MP Eleitoral:
Justiça decreta inelegibilidade de deputado estadual
O Tribunal Regional Eleitoral acatou o pedido do Ministério Público
Eleitoral e decretou a inelegibilidade do deputado estadual Dhiego Coelho
Fogaça por oito anos, acusado de desvio de recursos públicos da Assembleia
Legislativa de Roraima para beneficiar a candidatura do irmão, Thiago Coelho
Fogaça, ao cargo de vereador pelo município de Boa Vista nas eleições de 2012.
Os acusados também foram condenados ao pagamento de multa.
Conforme a decisão judicial, a pena de inelegibilidade de oitos anos
estende-se, também, ao irmão do deputado que, a partir da data das eleições de
2012, em Boa Vista, tornam-se inelegíveis, conforme previsto no artigo 22,
inciso XIV, da Lei Complementar nº 64/90.

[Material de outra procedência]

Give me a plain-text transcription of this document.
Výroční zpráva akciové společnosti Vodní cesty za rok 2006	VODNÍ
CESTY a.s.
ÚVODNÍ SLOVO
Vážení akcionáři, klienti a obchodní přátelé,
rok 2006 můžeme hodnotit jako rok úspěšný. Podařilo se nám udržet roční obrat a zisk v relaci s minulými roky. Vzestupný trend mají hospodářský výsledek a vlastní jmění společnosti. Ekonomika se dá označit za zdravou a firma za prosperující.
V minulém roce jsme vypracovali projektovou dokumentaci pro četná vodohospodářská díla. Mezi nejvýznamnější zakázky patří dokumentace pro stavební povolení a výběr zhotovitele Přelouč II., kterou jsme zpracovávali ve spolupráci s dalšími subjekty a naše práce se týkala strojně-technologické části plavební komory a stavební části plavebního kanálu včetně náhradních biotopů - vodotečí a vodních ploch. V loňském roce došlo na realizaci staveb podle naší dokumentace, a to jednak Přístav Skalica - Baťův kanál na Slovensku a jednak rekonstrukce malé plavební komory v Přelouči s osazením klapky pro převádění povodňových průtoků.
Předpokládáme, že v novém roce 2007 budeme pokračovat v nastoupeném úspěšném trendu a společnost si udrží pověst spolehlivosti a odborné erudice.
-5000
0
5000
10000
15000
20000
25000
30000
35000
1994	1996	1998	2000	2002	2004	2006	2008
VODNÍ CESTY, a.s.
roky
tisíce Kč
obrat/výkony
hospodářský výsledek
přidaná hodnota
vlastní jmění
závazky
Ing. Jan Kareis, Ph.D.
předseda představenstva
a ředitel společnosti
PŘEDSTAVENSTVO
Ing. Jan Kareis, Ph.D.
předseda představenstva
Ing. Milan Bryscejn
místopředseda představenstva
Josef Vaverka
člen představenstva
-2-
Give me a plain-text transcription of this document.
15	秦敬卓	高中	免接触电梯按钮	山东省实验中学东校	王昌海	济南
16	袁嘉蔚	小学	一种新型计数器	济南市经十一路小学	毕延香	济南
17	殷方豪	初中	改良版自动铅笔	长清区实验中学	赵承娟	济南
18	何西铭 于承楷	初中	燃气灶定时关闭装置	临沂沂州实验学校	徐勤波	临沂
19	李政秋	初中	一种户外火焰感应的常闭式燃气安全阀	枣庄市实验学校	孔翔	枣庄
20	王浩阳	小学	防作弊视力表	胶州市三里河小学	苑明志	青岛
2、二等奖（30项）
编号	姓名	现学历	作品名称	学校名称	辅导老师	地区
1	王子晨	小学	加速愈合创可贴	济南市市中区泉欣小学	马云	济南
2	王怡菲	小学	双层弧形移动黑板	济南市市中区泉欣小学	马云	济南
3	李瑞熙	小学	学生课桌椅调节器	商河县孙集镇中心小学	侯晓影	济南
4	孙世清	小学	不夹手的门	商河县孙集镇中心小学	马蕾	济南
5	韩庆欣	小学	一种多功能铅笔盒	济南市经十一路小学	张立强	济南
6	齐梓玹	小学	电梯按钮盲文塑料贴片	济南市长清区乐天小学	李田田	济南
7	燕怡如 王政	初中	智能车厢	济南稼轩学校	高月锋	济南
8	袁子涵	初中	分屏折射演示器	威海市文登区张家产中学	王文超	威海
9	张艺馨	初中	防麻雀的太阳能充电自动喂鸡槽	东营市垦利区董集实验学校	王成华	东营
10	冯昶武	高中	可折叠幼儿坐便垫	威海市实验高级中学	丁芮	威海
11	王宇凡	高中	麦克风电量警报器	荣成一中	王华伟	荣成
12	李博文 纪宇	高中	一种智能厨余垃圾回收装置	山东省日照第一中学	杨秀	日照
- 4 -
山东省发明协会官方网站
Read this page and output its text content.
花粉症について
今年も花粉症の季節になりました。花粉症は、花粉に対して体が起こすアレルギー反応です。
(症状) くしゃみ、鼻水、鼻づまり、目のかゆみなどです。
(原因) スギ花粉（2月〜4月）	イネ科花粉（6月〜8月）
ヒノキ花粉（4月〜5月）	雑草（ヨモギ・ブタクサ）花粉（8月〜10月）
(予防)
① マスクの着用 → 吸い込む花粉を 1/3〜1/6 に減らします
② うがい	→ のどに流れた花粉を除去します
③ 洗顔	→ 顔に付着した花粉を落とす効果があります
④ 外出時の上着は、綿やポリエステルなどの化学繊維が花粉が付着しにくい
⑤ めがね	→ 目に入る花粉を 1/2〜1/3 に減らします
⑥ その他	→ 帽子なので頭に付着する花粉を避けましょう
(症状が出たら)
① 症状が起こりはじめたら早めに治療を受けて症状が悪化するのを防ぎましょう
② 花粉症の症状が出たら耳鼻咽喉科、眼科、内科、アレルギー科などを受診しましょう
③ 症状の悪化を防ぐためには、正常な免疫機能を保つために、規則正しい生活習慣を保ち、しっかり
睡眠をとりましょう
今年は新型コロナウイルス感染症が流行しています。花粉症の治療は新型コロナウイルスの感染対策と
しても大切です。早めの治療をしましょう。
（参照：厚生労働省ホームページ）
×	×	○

Na representação para abertura de investigação judicial eleitoral por
abuso de autoridade e prática de conduta vedada por agente público, assinada à
época pelo promotor da 1ª Zona Eleitoral de Boa Vista, José Rocha Neto, o
parlamentar alugou dois veículos de propriedade de Jarbas Paulo Ribeiro de
Souza e efetuou o pagamento mensal da locação, utilizando verba indenizatória
da Assembleia Legislativa do Estado de Roraima, descumprindo o que preconiza a
legislação brasileira, que estabelece a utilização da verba indenizatória
apenas para uso restrito e exclusivo ao ressarcimento de despesas realizadas
com a atividade parlamentar.
Luiz Antônio Araújo de Souza, promotor eleitoral da 5ª Zona, explica as
consequências da decisão judicial: “apesar da decisão judicial, os acusados
encontram-se no gozo de seus direitos políticos, porém, tornaram inelegíveis, o
que os impossibilita de concorrer às eleições de2014”.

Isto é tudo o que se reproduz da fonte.